Garcia rushes into her office, saying something about figuring out where she might be given the timeframe and collecting all possible unsubs who might have gotten out of prison within the last few weeks. JJ and Gideon usher me into the round table room. Morgan and Aaron say they are going back to my apartment to see if there's anything there that could help.

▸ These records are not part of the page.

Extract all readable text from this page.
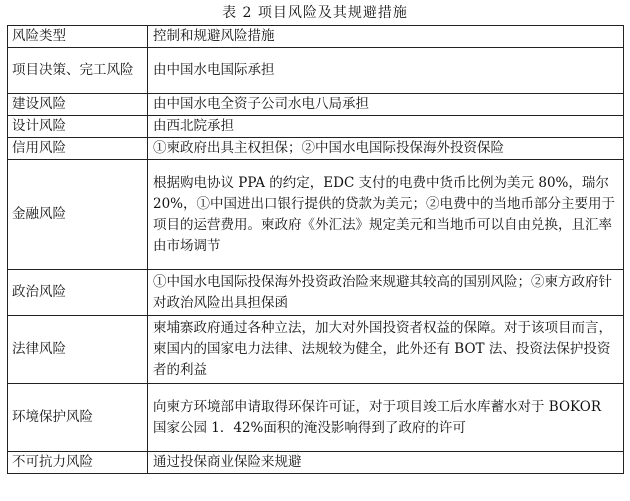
表 2 项目风险及其规避措施
风险类型	控制和规避风险措施
项目决策、完工风险	由中国水电国际承担
建设风险	由中国水电全资子公司水电八局承担
设计风险	由西北院承担
信用风险	①柬政府出具主权担保；②中国水电国际投保海外投资保险
金融风险	根据购电协议 PPA 的约定，EDC 支付的电费中货币比例为美元 80%，瑞尔 20%，①中国进出口银行提供的贷款为美元；②电费中的当地币部分主要用于项目的运营费用。柬政府《外汇法》规定美元和当地币可以自由兑换，且汇率由市场调节
政治风险	①中国水电国际投保海外投资政治险来规避其较高的国别风险；②柬方政府针对政治风险出具担保函
法律风险	柬埔寨政府通过各种立法，加大对外国投资者权益的保障。对于该项目而言，柬国内的国家电力法律、法规较为健全，此外还有 BOT 法、投资法保护投资者的利益
环境保护风险	向柬方环境部申请取得环保许可证，对于项目竣工后水库蓄水对于 BOKOR 国家公园 1．42%面积的淹没影响得到了政府的许可
不可抗力风险	通过投保商业保险来规避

"We'll find her," JJ coos, rubbing my shoulder with a gentle hand.

I nod, moving to place her purse on the table, but I end up dropping it on the edge. It smacks the edge of the table and flips around in mid-air, pouring all the contents out onto the floor. I notice a picture fluttering down to my feet and stare at the foreign smiles on our faces.

It's from when we first started dating. Not long after she first slept at my house. When I first witnessed her skin illuminated by the moonlight and felt her heart hammering away underneath my ear. My arm is around her shoulders and she's leaning into me as she snaps the picture. We look so happy, so different from now. Then, my gaze focuses on another object at my feet. The syringe I used last night. She must have taken it when she left me the blanket and water.

I can feel JJ and Gideon watching me. I grab the needle and glare at it, putting all the blame and guilt I feel onto the tiny syringe in my hand that was once filled with the offensive liquid I so desperately desire.

"I'll make this right," I whisper to the perfect couple in the picture. "I swear."


It's been 8 years since that day. Almost an entire decade of nothing has gone by and we have absolutely no idea where she could possibly be or what kind of sick torture she could be enduring. We don't even have proof that tells us she's still alive or if her suffering has finally come to a close. Knowing she were dead would be easier to swallow as compared to not knowing a single thread of information.

The only thing we have is a single recording of her abduction, taken from a store across the street. You can see her walk about an inch or so into frame when someone walks up to her. Conversation ensues, the attacker grabs her arm, she releases her purse, and the pair walk back the way she came. We've watched that video 1,428 times. Those few seconds that show the moment she was escorted out of our lives and never heard from thereafter.

Her case has been labeled cold for years now. Sometimes Garcia runs the video again when she gets a moment or two, looking for anything that she can work with. She's run it through every single program ever created, but the picture is so bad and you barely get to see her or the unsub.

We'd all given up hope of finding her, alive or otherwise. Until one day, while we were out in Chicago looking for Derek's kidnapped sister. We'd successfully retrieved her and, when we found her son, stumbled upon a bread crumb. A wonderful, perfect, beautiful bread crumb.

A little girl. With the hair of an angel I would recognize anywhere. Every feature matched that of the missing woman, except her eyes. This perfect little girl's eyes were a deep chocolate brown that caught the light from the moon and turned them a soft hazel. She had my eyes.